Ce philtre a soulevé de nombreuses objections; à ce sujet, on lira avec intérêt les lignes suivantes, de M. Ernst[531-A-a], qui me paraissent exprimer parfaitement ce que l'on doit penser du procédé employé par Richard Wagner:
—«Ici se place une grosse objection: le philtre de Tristan n'a jamais choqué personne—sauf peut-être M. Comettant—car tout le monde y voit le poétique et naturel symbole d'un amour irrésistible.
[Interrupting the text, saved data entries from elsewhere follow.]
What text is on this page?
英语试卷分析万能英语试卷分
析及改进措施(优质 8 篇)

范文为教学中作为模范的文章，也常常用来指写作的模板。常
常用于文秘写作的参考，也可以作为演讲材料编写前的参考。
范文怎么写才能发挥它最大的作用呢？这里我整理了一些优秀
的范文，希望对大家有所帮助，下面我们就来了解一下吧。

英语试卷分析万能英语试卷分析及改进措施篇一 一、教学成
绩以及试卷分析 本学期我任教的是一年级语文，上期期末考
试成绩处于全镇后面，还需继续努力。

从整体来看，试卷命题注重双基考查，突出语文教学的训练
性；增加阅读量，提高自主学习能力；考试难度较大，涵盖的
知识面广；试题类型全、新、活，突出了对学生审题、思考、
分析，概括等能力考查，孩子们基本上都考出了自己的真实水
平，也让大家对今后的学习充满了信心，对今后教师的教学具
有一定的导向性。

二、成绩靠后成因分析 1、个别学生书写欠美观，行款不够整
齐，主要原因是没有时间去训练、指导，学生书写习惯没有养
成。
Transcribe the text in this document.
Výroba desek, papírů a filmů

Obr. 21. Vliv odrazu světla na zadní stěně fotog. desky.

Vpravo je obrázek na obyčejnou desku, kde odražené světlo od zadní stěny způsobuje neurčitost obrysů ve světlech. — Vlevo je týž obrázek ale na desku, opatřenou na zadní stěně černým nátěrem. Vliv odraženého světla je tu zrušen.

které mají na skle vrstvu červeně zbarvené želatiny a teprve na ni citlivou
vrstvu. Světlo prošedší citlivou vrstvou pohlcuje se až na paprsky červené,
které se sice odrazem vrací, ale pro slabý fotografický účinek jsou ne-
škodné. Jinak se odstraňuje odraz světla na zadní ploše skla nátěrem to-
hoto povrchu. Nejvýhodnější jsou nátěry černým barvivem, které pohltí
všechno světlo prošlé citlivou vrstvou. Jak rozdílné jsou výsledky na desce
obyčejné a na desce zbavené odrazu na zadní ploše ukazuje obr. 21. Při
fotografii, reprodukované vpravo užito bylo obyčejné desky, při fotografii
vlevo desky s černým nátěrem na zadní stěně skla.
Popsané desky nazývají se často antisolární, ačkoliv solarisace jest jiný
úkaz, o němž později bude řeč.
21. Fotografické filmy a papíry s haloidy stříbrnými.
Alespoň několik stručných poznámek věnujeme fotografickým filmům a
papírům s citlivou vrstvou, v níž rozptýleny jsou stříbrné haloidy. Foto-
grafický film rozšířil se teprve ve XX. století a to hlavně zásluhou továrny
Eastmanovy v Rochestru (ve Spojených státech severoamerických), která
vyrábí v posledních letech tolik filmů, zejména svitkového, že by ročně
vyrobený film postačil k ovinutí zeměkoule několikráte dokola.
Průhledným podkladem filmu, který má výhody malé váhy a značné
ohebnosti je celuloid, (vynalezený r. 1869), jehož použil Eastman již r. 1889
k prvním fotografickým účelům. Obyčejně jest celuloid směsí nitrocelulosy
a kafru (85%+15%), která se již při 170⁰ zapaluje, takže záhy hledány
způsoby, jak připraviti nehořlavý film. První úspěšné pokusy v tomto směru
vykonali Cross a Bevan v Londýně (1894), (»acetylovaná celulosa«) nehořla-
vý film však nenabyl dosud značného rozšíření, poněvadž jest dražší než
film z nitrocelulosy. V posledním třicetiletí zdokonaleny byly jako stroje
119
Dans la Götterdammerung, il est inexplicable, au point de vue humain, que Siegfried oublie tout à coup Brünnhilde, qu'il a réveillée après la traversée du Feu[531-A-b], et avec qui il a vécu un temps considérable. Sans doute, le philtre est un symbole, l'image d'une passion soudaine, d'un violent amour, supprimant, pour ainsi dire, les passions précédentes, surtout chez un homme aussi impétueux, aussi primesautier que Siegfried. Mais comment admettre que l'abolition du souvenir soit absolue à ce point, quoique limitée au seul amour de Brünnhilde? Comment admettre, dans l'hypothèse du symbole, que Siegfried s'offre à livrer la Walkyrie à Gunther, et, surtout, qu'à la vue de la femme qu'il a aimée, rien ne se réveille en lui? Bien plus, confronté avec elle (au deuxième acte), accablé par elle de reproches, convaincu de la vérité par des preuves évidentes, il ne se rappelle rien, absolument rien!—Comment donc expliquer la scène du philtre? Il n'est pour cela qu'un moyen, c'est d'écouter avec soin l'arrivée de Siegfried chez Gunther, d'entendre éclater la malédiction d'Alberich aux trombones, et de voir, dans l'aveuglement de Siegfried, le résultat fatal de cette malédiction. Siegfried, possesseur de l'Anneau, devait tomber dans le piège. L'incompréhensible mystère de haine s'étendait à lui comme aux autres. La puissance des ténèbres agit, la malédiction d'Alberich a son effet; effet hardiment miraculeux, mais prévu, nécessaire à ce point d'en devenir presque naturel. Siegfried est changé, dans sa mémoire, par le philtre que Hagen a conseillé, comme il le sera bientôt, dans son aspect extérieur, par le Tarnhelm forgé aux antres de Nibelheim.» Voy., d'autre part, p. 542, la note de mon collaborateur.
[531-A-a] L'Art de Richard Wagner, pages 208, 260 et seq.